Amazon is upgrading its fleet of delivery trucks as it continues to power through the heavy online demands driven by the COVID-19 pandemic. The e-commerce giant ordered more than 2,200 heavy-duty Utilimaster “walk-in” delivery trucks from Shyft Group, a Michigan-based specialty vehicle company, Amazon confirmed to Reuters.
The trucks will be much larger and built to a scale commonly used by Amazon competitors such as FedEx and UPS, both of which are under increasing pressure as the Seattle tech titan comes up with new ways to expand its fulfillment capabilities.
But Amazon has had plenty of pressure on itself to ensure it is fulfilling its one- and two-day deliveries promised to Prime members, who are paying $119 per year for free shipping among other loyalty perks. Orders for food, computers, toys and exercise equipment surged after states issued stay-at-home orders to battle the pandemic, overwhelming Amazon’s network and adding days and even weeks to delivery times.
Consumer demand intensified to such a degree early on during the pandemic that Amazon announced in April it would suspend its upstart “Amazon Shipping” third-party logistics program for non-Amazon packages to prioritize deliveries to Prime customers. Amazon Shipping was available to shippers in a handful of cities including New York, Chicago and Los Angeles. The service was suspended June 5.
Amazon declined to say whether the new fleet would be used to restart that service, which competes directly with UPS and FedEx.
The retail giant has gradually returned to normal operations after inventories and staff shortages but Prime Day, Amazon’s annual discount event typically held in July, has been delayed, though it hosted a fashion summer sale running through the end of July.
Amazon has not indicated when or where the purchased trucks will be deployed. The e-commerce giant reportedly purchased the vehicles last year, and has had them parked for months in locations around the U.S., including in Amazon lots in New Jersey and California. The company has not said why it waited so long to roll out the new fleet.
Drivers familiar with the new vehicles told Reuters they can carry more and bigger packages than the Mercedes-Benz, Fiat Chrysler, and Ford vans that Amazon contractors dispatch around the country. Two drivers, who declined to be named, opted not to switch to the new vehicles because they are heavier and more difficult to maneuver than Amazon vans.
The contractors are part of Amazon’s Delivery Service Partner (DSP) program, which launched in 2018 and is made up of small delivery companies across the country, each with networks of approximately 40 vans.
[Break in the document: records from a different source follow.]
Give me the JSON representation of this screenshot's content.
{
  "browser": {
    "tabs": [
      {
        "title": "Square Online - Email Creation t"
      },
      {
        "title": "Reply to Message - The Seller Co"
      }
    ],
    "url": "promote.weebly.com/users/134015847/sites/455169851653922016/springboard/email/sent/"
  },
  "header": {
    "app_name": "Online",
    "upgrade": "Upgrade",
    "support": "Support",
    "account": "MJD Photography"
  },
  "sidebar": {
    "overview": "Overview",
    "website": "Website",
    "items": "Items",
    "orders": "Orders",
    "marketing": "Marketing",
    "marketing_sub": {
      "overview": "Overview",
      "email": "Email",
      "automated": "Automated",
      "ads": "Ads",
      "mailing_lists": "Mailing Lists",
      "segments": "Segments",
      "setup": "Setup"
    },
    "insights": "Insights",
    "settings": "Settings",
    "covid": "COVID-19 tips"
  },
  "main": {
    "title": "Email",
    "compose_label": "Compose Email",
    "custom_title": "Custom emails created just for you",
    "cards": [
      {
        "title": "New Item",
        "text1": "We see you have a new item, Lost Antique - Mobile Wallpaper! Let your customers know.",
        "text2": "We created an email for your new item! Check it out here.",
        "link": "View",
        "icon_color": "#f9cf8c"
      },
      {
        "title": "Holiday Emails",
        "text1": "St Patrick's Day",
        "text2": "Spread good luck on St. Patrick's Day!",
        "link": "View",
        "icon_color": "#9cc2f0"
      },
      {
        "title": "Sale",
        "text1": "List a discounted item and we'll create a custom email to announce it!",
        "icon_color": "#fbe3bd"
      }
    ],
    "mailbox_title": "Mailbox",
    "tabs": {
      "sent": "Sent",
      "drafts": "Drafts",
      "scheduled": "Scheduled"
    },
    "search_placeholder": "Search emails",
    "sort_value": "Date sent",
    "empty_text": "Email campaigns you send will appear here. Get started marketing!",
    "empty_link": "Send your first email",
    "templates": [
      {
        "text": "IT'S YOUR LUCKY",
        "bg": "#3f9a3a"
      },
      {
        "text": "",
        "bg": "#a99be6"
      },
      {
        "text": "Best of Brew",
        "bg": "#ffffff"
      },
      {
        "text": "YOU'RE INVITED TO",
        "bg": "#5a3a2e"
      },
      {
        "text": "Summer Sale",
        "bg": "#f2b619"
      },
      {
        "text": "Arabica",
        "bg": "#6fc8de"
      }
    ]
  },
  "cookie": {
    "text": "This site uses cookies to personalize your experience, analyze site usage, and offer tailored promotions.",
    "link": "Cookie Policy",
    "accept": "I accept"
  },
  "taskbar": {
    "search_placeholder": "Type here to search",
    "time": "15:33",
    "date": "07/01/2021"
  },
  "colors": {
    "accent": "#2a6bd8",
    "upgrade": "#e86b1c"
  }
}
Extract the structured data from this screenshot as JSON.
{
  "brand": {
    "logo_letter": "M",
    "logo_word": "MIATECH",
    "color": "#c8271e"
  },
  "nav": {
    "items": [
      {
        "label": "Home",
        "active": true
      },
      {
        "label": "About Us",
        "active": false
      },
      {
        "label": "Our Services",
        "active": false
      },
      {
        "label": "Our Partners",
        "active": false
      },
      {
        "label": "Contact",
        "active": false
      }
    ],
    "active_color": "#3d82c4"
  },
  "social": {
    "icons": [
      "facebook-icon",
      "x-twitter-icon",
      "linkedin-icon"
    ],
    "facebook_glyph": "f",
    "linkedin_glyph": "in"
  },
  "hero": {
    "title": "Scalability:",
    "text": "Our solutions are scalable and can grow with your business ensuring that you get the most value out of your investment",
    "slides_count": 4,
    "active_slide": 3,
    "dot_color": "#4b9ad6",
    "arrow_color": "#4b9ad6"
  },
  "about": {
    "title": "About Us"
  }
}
The companies pick up packages from Amazon delivery stations and drop them off at doorsteps, enabling the e-commerce giant to outsource last-mile delivery to hundreds of small businesses and avoid many of the costs associated with employment and vehicle upkeep.
Amazon came under fire last year for failing to properly train drivers who work for its fast-growing network of delivery partners. Multiple news outlets published reports detailing Amazon van accidents that resulted in injuries and deaths.
However, the company has made other moves to expand its e-commerce presence on the road (and in the air). On June 26, Amazon purchased self-driving startup Zoox for nearly $1.2 billion. Earlier that month, Amazon leased 12 Boeing 767-300 converted cargo aircraft from Air Transport Services Group (ATSG), expanding its existing fleet of 70 aircraft to 82.
With Amazon likely feeling the heat from Walmart as the company reportedly is set to debut its Walmart+ membership program this month, the continued investments in its wide fulfillment network will only continue. The company’s first-quarter shipping costs, for example, skyrocketed 49 percent to $10.9 billion amid surging pandemic demand.
The first quarter was more than kind to Amazon in terms of sales, with net revenue jumping 26 percent to $75.5 billion. But it was even better for the prospects of brick-and-mortar-based companies like Walmart and Target, which saw online sales grow by 74 percent and 141 percent respectively as shoppers swarmed to essential goods online at the start of the pandemic. Data from Rakuten Intelligence showed that during the COVID-stricken period, Amazon Prime’s share of U.S. online spend—which hovered around 42 percent at the start of 2020—had dropped to 34 percent by mid-April as many consumers bought from whichever company was in stock.